Aunque el nombre se popularizó en redes sociales y campañas de marketing, la Dra. Sandra Genes, especialista en medicina estética y CEO de SG Clinic, aclara que no se trata de un producto diferente. “El baby botox es realmente la misma toxina botulínica que utilizamos siempre. Se prepara exactamente igual; la única diferencia está en la cantidad de dosis que aplicamos y, por supuesto, en el efecto que buscamos en cada paciente”.

Antes de realizar cualquier procedimiento, la especialista destacó que la consulta médica es una etapa indispensable. El tratamiento no responde a un protocolo único, sino que se adapta a las características, necesidades y expectativas de cada persona.

“Lo primero es conocer al paciente. Hacemos una historia clínica completa, evaluamos sus antecedentes, su rutina diaria, cómo gesticula, qué busca y si realmente este tratamiento es el indicado para él o ella”, comentó.

Una vez realizada la evaluación facial, el procedimiento consiste en pequeñas aplicaciones mediante inyecciones en las zonas previamente definidas. Posteriormente, el paciente regresa a control entre 15 y 20 días después para valorar el resultado y, si fuera necesario, realizar algún retoque. En promedio, el efecto dura entre cuatro y seis meses, por lo que la mayoría de las personas realiza dos aplicaciones al año.

Según Genes, el baby botox está especialmente indicado para dos tipos de perfiles de pacientes.

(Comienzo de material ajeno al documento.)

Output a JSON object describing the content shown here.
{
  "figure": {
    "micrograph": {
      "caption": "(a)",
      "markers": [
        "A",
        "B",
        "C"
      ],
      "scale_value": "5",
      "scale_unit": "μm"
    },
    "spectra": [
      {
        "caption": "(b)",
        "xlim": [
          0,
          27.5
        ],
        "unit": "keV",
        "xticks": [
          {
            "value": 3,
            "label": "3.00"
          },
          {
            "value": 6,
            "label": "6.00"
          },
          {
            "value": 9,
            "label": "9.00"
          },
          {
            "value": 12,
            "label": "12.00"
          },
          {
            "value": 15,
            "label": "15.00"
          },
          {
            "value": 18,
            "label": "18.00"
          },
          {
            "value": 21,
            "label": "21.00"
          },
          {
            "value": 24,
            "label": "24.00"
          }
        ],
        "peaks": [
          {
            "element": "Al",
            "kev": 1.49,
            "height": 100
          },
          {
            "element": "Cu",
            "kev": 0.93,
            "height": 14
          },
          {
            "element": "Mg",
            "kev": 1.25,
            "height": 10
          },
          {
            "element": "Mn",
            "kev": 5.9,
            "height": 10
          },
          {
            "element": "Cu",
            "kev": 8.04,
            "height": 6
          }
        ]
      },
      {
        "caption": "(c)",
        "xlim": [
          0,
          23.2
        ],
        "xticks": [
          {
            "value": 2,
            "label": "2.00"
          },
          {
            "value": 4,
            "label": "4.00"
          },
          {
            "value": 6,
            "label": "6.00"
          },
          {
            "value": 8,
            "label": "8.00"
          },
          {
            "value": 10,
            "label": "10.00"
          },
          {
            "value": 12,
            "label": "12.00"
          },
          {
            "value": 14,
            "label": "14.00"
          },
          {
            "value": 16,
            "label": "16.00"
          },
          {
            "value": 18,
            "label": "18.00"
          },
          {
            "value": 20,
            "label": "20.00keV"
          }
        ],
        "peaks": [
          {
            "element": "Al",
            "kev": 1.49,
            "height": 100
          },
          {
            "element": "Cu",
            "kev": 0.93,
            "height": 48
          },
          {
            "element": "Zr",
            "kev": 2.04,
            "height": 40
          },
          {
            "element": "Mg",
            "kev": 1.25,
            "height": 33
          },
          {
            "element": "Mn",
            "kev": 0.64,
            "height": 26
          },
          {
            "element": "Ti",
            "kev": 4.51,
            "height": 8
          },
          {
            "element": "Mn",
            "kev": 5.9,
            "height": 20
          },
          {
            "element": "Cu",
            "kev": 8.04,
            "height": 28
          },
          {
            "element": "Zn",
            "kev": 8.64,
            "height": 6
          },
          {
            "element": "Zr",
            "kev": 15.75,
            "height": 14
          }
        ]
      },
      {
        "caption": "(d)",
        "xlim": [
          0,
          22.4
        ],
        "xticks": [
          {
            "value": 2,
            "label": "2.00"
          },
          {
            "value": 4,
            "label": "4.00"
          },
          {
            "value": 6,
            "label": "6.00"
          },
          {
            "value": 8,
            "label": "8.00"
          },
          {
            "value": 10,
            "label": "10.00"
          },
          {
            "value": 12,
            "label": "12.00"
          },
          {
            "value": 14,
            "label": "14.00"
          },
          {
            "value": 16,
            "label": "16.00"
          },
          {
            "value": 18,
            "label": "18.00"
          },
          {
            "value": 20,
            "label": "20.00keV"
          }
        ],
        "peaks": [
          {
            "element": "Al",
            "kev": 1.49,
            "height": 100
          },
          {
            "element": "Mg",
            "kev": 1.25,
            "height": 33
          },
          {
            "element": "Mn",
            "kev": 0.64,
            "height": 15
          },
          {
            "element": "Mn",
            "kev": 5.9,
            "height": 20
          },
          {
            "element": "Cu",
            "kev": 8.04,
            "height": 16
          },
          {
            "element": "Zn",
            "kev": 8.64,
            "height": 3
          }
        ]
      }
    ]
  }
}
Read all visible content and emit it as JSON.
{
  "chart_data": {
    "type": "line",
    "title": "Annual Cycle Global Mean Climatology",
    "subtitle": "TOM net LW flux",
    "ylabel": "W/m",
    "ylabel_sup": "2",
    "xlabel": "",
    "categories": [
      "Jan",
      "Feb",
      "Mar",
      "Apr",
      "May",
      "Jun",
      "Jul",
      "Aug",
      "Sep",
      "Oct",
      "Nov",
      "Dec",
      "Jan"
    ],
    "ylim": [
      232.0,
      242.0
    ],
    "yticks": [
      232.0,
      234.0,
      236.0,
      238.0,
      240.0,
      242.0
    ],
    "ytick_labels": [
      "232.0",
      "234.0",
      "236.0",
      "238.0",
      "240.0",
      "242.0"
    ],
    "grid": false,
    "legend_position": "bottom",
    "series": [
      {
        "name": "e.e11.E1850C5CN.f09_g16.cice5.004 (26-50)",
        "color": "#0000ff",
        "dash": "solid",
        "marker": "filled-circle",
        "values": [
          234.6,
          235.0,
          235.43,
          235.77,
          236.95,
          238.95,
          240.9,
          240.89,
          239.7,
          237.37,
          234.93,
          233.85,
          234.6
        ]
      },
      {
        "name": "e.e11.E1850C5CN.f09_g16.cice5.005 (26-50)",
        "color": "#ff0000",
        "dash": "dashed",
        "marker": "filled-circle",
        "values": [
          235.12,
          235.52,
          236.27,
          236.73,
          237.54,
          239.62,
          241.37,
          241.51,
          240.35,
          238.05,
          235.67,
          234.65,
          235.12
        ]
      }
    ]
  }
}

El primero corresponde a personas jóvenes que desean iniciarse en la medicina estética de manera gradual. “Muchas veces empezamos con dosis mínimas para ver cómo responde el rostro. Si el paciente desea reforzar alguna zona, podemos hacerlo después”, explicó.

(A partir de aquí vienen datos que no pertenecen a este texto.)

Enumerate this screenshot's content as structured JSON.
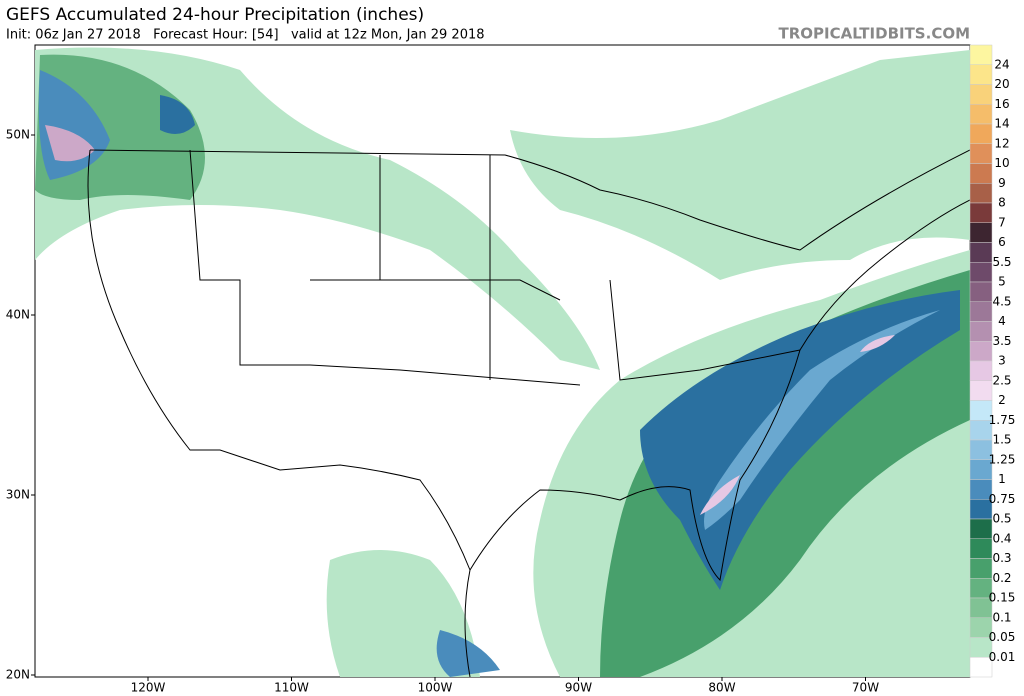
{
  "header": {
    "title": "GEFS Accumulated 24-hour Precipitation (inches)",
    "subtitle": "Init: 06z Jan 27 2018   Forecast Hour: [54]   valid at 12z Mon, Jan 29 2018",
    "watermark": "TROPICALTIDBITS.COM"
  },
  "map": {
    "lat_labels": [
      "50N",
      "40N",
      "30N",
      "20N"
    ],
    "lon_labels": [
      "120W",
      "110W",
      "100W",
      "90W",
      "80W",
      "70W"
    ]
  },
  "colorbar": {
    "labels": [
      "24",
      "20",
      "16",
      "14",
      "12",
      "10",
      "9",
      "8",
      "7",
      "6",
      "5.5",
      "5",
      "4.5",
      "4",
      "3.5",
      "3",
      "2.5",
      "2",
      "1.75",
      "1.5",
      "1.25",
      "1",
      "0.75",
      "0.5",
      "0.4",
      "0.3",
      "0.2",
      "0.15",
      "0.1",
      "0.05",
      "0.01"
    ],
    "colors": [
      "#fdf6a0",
      "#fce58a",
      "#f9d27a",
      "#f5bd6a",
      "#f0a85b",
      "#e0905a",
      "#cc7a50",
      "#a86048",
      "#7a3a3a",
      "#3d2530",
      "#5a3a55",
      "#6e4a6a",
      "#866080",
      "#9c7898",
      "#b490b0",
      "#cca8c8",
      "#e6c8e4",
      "#f2dcf0",
      "#c4e8f8",
      "#a8d4ec",
      "#8cc0e0",
      "#6aa8d0",
      "#4a8cbc",
      "#2a70a0",
      "#1d6e4a",
      "#2e8a5a",
      "#48a06c",
      "#64b280",
      "#80c294",
      "#9cd4ac",
      "#b8e6c8",
      "#ffffff"
    ]
  }
}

Otro grupo frecuente está conformado por personas que tuvieron malas experiencias con aplicaciones tradicionales y buscan recuperar la confianza. “Hay pacientes que llegan diciendo que una vez quedaron completamente congelados y no quieren volver a pasar por eso. Con el baby botox recuperan esa naturalidad y vuelven a sentirse cómodos con el tratamiento”, señaló.

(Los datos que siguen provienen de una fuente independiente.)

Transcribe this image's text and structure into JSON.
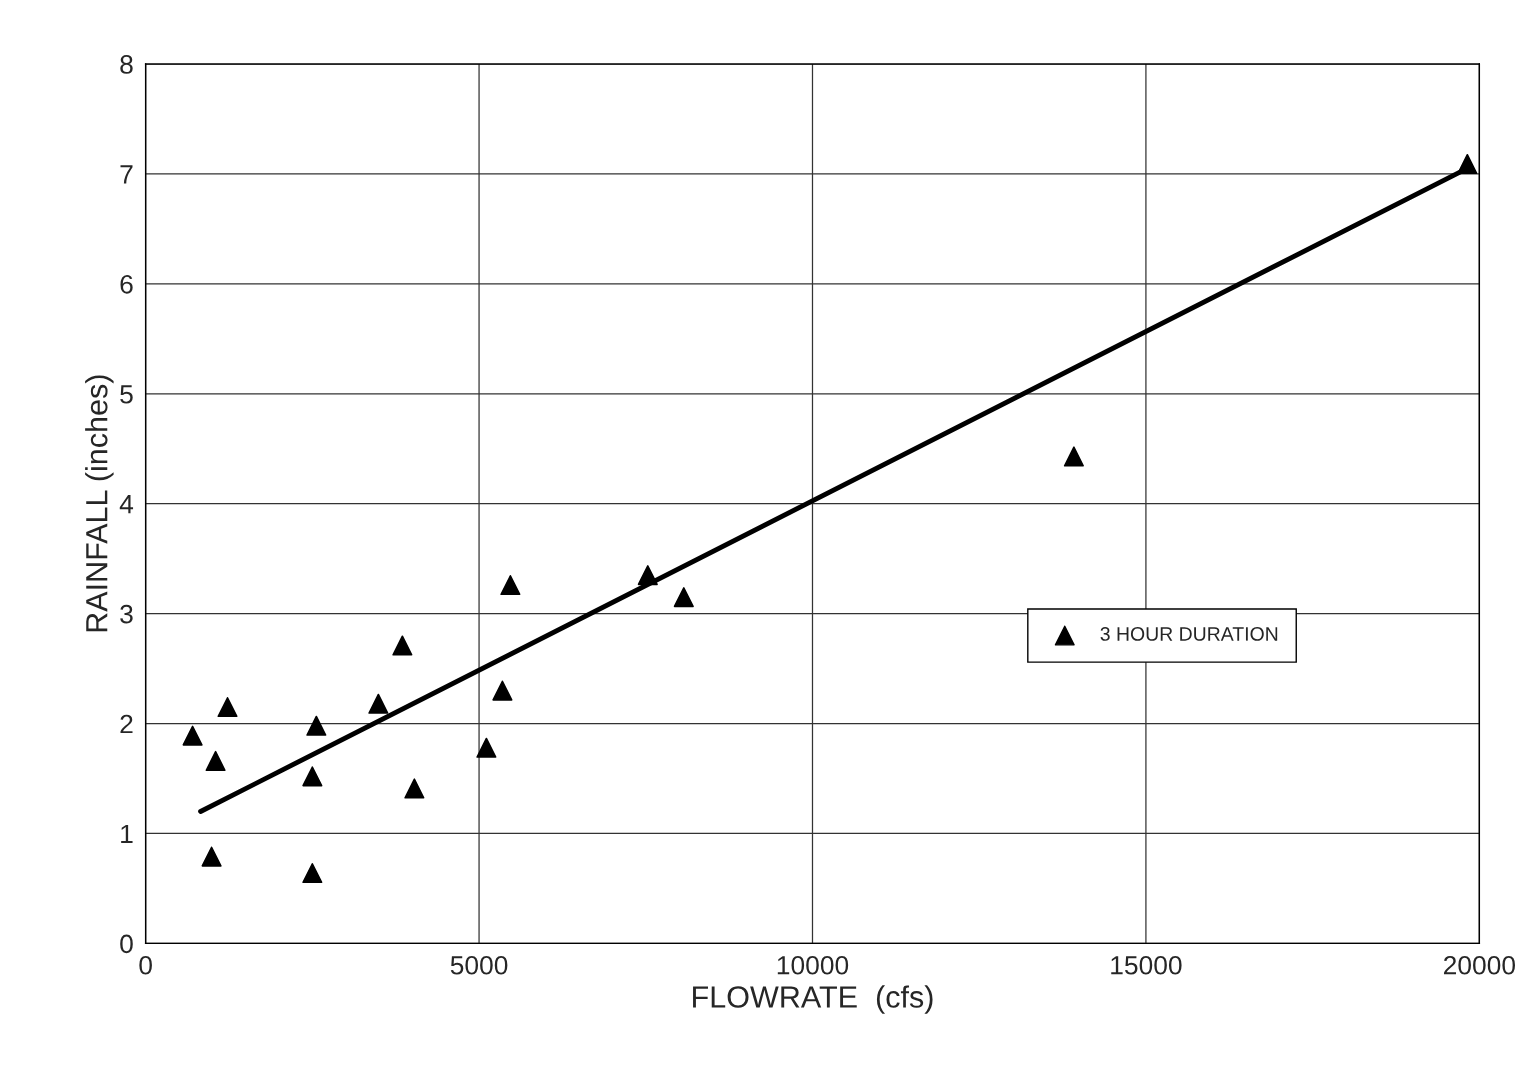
{
  "chart_data": {
    "type": "scatter",
    "xlabel": "FLOWRATE  (cfs)",
    "ylabel": "RAINFALL (inches)",
    "xlim": [
      0,
      20000
    ],
    "xticks": [
      0,
      5000,
      10000,
      15000,
      20000
    ],
    "ylim": [
      0,
      8
    ],
    "yticks": [
      0,
      1,
      2,
      3,
      4,
      5,
      6,
      7,
      8
    ],
    "grid": true,
    "legend": "center right",
    "series": [
      {
        "name": "3 HOUR DURATION",
        "color": "#000000",
        "marker": "triangle",
        "x": [
          704,
          1049,
          1228,
          989,
          2500,
          2560,
          2500,
          3490,
          3850,
          4030,
          5110,
          5350,
          5470,
          7530,
          8070,
          13920,
          19820
        ],
        "values": [
          1.89,
          1.66,
          2.15,
          0.79,
          1.52,
          1.98,
          0.64,
          2.18,
          2.71,
          1.41,
          1.78,
          2.3,
          3.26,
          3.35,
          3.15,
          4.43,
          7.09
        ]
      },
      {
        "type": "line",
        "color": "#000000",
        "line_style": "solid",
        "x": [
          824,
          19820
        ],
        "values": [
          1.2,
          7.05
        ]
      }
    ]
  }
}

Aunque no existe una edad universal para comenzar, Genes recomienda evaluar este tratamiento a partir de los 23 o 25 años, salvo casos específicos en los que exista una marcada hiperactividad muscular que favorezca la aparición temprana de líneas de expresión. “Hay personas de 22 años que prácticamente no tienen arrugas y otras que, por genética o por gesticular mucho, ya presentan líneas muy marcadas. Cada caso debe analizarse de manera individual”, sostuvo.

Además del beneficio estético, Genes comentó que muchos pacientes perciben cambios en su expresión facial cotidiana. “Muchos me dicen que incluso sienten que ya no tienen esa expresión permanente de enojo, porque el entrecejo deja de marcarse tanto. Incluso existen estudios que analizan esa relación”, comentó.

Otro cambio que se observa en el consultorio es el crecimiento de la demanda masculina. “Los hombres se cuidan cada vez más. Muchos ocupan cargos de liderazgo o trabajan de cara al público y buscan verse descansados, pero sin que nadie note que se realizaron un procedimiento”, indicó.